What to do when a friend betrays you

Last month, two friends broke trust. One offered to do something vital, he did not tell me or tell me. Another shared private information about me with a stranger. I don’t know what felt worse. I know it is a sign to relearn the lessons. Do you remember when you felt betrayed?

“Trust is the glue that holds relationships together.” ~ Pritchett price

Remember that flush of recognition when you first realized that someone you knew would act in a way and they didn’t? To do? How not to become bitter or cautious? It’s funny how a betrayal is closely followed by another heartbreaking experience, or so it seems. Even if one’s life is fairly balanced, a trust-breaking situation makes the second more difficult, if we allow it.

“Sometimes you can’t believe what you see; you have to believe what you feel. And if you’re ever going to make other people trust you, you must feel that you can trust them too, even when you’re in the dark. you’re falling. ~ Morrie Schwartz, quoted in Tuesday With Morrie by Mitch Albom.

My first reaction was to replay the heartbreaking situation in my mind, over and over, digging a deeper groove in my memory. Silly, right? Those scenes dominated my thoughts more than recent joyous times.
Consequently, he viewed others through a cautious and narrow-hearted lens. That breeds a self-fulfilling prophecy. People feel discouraged.

“No idea will work if people don’t trust your intentions.” ~ Marcus Buckingham, now, discover your strengths

We have all faced devastating trust breaches, and we will do so again. On the contrary, we have betrayed the trust of others and have dodged rather than rectified the situation.

“You may be deceived if you trust too much, but you will live in torment if you do not trust enough.” ~ Frank H. Crane

For more than a decade, I have studied, taught, and written about how to focus on the positive parts of every interaction. However, like breathing, it is not a unique practice.

“Character is who you really are. Reputation is what people say you are. A person of character is trustworthy. The other guy looks for an easy way out.” ~ Wooden john

Getting back into balance means leaving a better past behind. All negative action comes from the root of fear.

“Trust is the heartbeat of every important relationship” ~ Cynthia L. Wall and Sue Patton Thoel

That does not mean that we have to stop in the street and let the same car hit us again. The next time you lose confidence, try these steps toward equanimity for yourself:

1. Let all the emotional effect of the betrayal sink in and do not replay the scene more than three times.

2. Put yourself in the other person’s shoes to see the interaction their way. Is this a pattern in their behavior towards you or is it an anomaly?

3. Notice the potentially positive part of that person’s intention, especially when they seemed to have none in that situation. You will see the whole picture with more clarity and peace of mind.

4. Praise the part of that person’s behavior that you want to reinforce and prosper. (Ironically, this is one of your most self-protective tools right now.)

5. Ask for a time to talk. Then, using factual and blameless language, describe the specific behavior that upset you. Describe your feelings below. Then wait for an answer.
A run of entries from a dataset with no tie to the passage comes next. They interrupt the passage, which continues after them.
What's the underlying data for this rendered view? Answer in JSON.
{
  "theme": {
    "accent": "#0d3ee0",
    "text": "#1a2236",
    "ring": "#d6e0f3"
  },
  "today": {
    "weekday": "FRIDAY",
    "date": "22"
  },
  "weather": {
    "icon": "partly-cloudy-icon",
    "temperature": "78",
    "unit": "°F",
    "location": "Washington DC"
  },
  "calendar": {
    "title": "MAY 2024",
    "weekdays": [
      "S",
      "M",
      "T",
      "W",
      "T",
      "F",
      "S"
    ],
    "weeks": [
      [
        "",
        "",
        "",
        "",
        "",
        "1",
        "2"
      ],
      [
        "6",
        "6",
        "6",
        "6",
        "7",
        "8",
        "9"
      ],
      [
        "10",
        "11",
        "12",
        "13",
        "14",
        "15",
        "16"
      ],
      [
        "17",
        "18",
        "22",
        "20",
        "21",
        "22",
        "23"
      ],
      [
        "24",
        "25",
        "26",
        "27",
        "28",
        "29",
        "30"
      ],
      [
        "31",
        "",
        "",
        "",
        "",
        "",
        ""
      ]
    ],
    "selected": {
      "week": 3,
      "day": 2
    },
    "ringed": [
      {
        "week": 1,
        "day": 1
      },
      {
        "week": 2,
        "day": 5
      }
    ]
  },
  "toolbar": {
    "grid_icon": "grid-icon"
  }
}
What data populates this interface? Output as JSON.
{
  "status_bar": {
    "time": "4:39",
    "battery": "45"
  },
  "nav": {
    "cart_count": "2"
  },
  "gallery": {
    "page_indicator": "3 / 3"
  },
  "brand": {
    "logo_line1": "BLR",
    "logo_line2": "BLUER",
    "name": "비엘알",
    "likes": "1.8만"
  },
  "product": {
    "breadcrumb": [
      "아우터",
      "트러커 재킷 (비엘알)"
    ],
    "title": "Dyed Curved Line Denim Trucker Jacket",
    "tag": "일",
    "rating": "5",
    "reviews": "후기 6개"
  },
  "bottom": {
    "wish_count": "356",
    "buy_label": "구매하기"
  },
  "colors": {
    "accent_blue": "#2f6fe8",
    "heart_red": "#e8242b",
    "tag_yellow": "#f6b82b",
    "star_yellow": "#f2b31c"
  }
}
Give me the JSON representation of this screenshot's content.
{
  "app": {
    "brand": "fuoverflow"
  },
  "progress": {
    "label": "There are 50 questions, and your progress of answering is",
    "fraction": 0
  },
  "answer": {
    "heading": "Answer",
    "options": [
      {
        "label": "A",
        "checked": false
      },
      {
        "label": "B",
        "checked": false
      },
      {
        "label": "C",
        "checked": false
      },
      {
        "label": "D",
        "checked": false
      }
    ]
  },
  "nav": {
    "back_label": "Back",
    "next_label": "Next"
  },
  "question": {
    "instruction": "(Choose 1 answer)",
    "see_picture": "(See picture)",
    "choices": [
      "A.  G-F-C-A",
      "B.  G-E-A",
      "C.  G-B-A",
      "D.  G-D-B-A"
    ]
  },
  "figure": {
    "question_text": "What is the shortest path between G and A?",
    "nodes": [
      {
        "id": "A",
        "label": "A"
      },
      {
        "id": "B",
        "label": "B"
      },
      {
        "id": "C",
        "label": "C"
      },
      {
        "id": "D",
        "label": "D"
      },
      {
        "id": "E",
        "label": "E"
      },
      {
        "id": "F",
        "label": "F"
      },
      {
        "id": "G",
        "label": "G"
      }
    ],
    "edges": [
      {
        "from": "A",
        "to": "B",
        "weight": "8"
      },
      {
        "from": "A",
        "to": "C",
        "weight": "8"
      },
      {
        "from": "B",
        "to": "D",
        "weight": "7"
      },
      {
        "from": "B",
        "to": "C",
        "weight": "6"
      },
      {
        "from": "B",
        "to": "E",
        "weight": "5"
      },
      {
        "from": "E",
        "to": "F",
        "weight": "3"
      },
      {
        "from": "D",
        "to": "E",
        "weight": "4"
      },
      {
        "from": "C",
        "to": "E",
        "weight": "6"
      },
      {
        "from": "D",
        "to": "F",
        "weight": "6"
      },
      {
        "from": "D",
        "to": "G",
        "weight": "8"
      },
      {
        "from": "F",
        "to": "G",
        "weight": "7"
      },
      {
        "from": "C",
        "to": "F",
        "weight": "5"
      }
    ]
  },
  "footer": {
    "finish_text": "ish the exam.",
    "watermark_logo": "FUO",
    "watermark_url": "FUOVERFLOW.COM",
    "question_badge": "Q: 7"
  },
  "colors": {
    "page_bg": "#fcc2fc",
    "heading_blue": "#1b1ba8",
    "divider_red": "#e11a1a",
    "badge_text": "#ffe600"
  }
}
6. Listen carefully and with your heart and mind open to the answer. If her image of her actions was accurate, and if she is solely on the defensive, not offering a change in behavior, then she has learned a lot.

7. If someone breaks trust with you twice, chances are there will be a third time, so why put yourself in that position? My friend Paul Geffner says that we meet many friends and acquaintances throughout our lives. The key to living well with them is knowing the proper distance to hold them. Those you enjoy and trust you bring closer to.

Asking someone to change their behavior after they have described its harmful effects on you will rarely lead to positive change. It is more likely to generate defensiveness and avoidance. Unfortunately, the relative power in the situation (who needs who else) will determine how they will communicate in the future. But you don’t have to determine the safe distance you choose to have with that person.

8. Choose your distance. You always have three options in any situation: change the way you act with that person, accept their behavior, or leave (avoid future contact).

“No idea will work if people don’t trust your intentions.” ~ Marcus Buckingham, now, discover your strengths

The lesson:
Sooner rather than later, take these steps. Choose what you can do positively for yourself rather than against another. The faster you get out of that negative “repeat” thinking routine and turn to the positive side of that person, the more likely you are to get back into balance, and the more likely you are to be able to do so. preserve a properly distanced relationship.